Mice on powdered diets containing 35 mg/kg iron exhibit better glucose tolerance than mice fed the same powdered diet supplemented with carbonyl iron to 500 mg/kg. Ob/ob mice (10/group) were placed on the powdered diet containing 35 mg/kg iron, with or without added carbonyl (elemental) iron, to total 500 mg/kg. Glucose tolerance testing was performed at 6 wk (A), at which time the mice were also weighed (B). Individual glucose values are significantly different at 30, 60, and 120 min.

Fig. 4.

Maintenance of insulin secretion in the face of obesity in the ob/ob mice on low-iron chow. From the intraperitoneal glucose tolerance test studies described in Fig. 3, the insulin level 30 min after glucose challenge and the AUCG values were calculated for mice on 500 mg/kg iron chow (○) and mice on reduced (35 mg/kg) iron chow (■). Insulin levels (solid lines) are presented as ng/ml. The AUCG values were g·min−1·dl over the 120-min study. The ratios of insulin to AUCG (dashed lines) were multiplied by 100 to allow visualization on the same graphing scale. Shown are means ± SE; n = 5–12/group. For the insulin values, error bars are within the data points and thus not visible. *P < 0.001 for low-iron group vs. normal chow; ‡P < 0.01 within groups for change from previous value.

Fig. 5.

Effects of iron chelation on glucose tolerance in ob/ob mice.

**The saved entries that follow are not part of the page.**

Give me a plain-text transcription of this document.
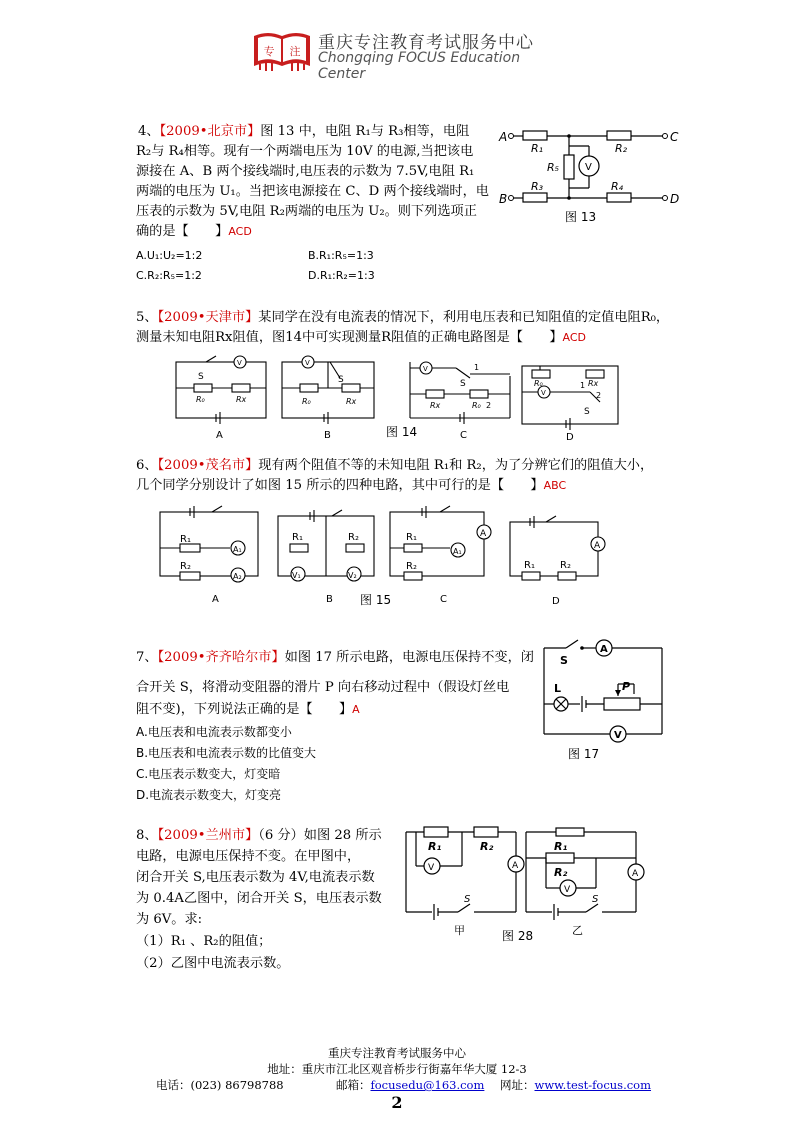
专 注 重庆专注教育考试服务中心
Chongqing FOCUS Education Center
4、【2009•北京市】图 13 中，电阻 R₁与 R₃相等，电阻
R₂与 R₄相等。现有一个两端电压为 10V 的电源,当把该电
源接在 A、B 两个接线端时,电压表的示数为 7.5V,电阻 R₁
两端的电压为 U₁。当把该电源接在 C、D 两个接线端时，电
压表的示数为 5V,电阻 R₂两端的电压为 U₂。则下列选项正
确的是【　　】ACD
A.U₁:U₂=1:2	B.R₁:R₅=1:3
C.R₂:R₅=1:2	D.R₁:R₂=1:3
A	C
B	D
R₁	R₂
R₃	R₄
R₅	V
图 13
5、【2009•天津市】某同学在没有电流表的情况下，利用电压表和已知阻值的定值电阻R₀，
测量未知电阻Rx阻值，图14中可实现测量R阻值的正确电路图是【　　】ACD
S
V
R₀	Rx
V
S
R₀	Rx
V
S
1
2
Rx	R₀
R₀	Rx
V
1
2
S
A	B	图 14	C	D
6、【2009•茂名市】现有两个阻值不等的未知电阻 R₁和 R₂，为了分辨它们的阻值大小，
几个同学分别设计了如图 15 所示的四种电路，其中可行的是【　　】ABC
R₁
R₂
A₁
A₂
R₁	R₂
V₁	V₂
R₁
R₂
A₁
A
R₁	R₂
A
A	B 图 15	C	D
7、【2009•齐齐哈尔市】如图 17 所示电路，电源电压保持不变，闭
合开关 S，将滑动变阻器的滑片 P 向右移动过程中（假设灯丝电
阻不变)，下列说法正确的是【　　】A
A.电压表和电流表示数都变小
B.电压表和电流表示数的比值变大
C.电压表示数变大，灯变暗
D.电流表示数变大，灯变亮
S
A
L	P
V
图 17
8、【2009•兰州市】（6 分）如图 28 所示
电路，电源电压保持不变。在甲图中，
闭合开关 S,电压表示数为 4V,电流表示数
为 0.4A乙图中，闭合开关 S，电压表示数
为 6V。求:
（1）R₁ 、R₂的阻值；
（2）乙图中电流表示数。
R₁	R₂
V	A
S
R₁
R₂
V
A
S
甲	图 28	乙
重庆专注教育考试服务中心
地址：重庆市江北区观音桥步行街嘉年华大厦 12-3
电话：(023) 86798788	邮箱：focusedu@163.com 网址：www.test-focus.com
2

At 30 days of age, mice on normal chow containing 500 mg/kg iron (5/group) were treated with 10 mg/kg of an iron chelator mixed in 100 mg of peanut butter delivered once a day. Control mice were treated with vehicle alone. Inspection verified consistently complete ingestion of the peanut butter in both groups. Glucose tolerance was assessed at 3.5, 6.5, and 10.5 wk after therapy was initiated. A: AUCG was calculated after intraperitoneal glucose tolerance testing. B: fasting glucose values. C: weight of the mice over the treatment period. D–F: at the 6.5-wk test, insulin values were obtained at fasting (D) and at 30 min to allow calculation of the ratio of stimulated insulin to the AUCG (E); HOMA-IR values were also calculated (F). Low fasting glucose values in the treated mice precluded the obtaining of meaningful HOMA-B measurements. G: at the end of 10.5 wk of therapy, the mice were studied in a calorimeter. H: mice were treated for 1 wk with the chelator, at which time they were euthanized, and mitochondrial oxygen consumption was determined in permeabilized cardiac muscle fibers; n = 5 mice/group. *P < 0.05–0.001; see text for specific probability values.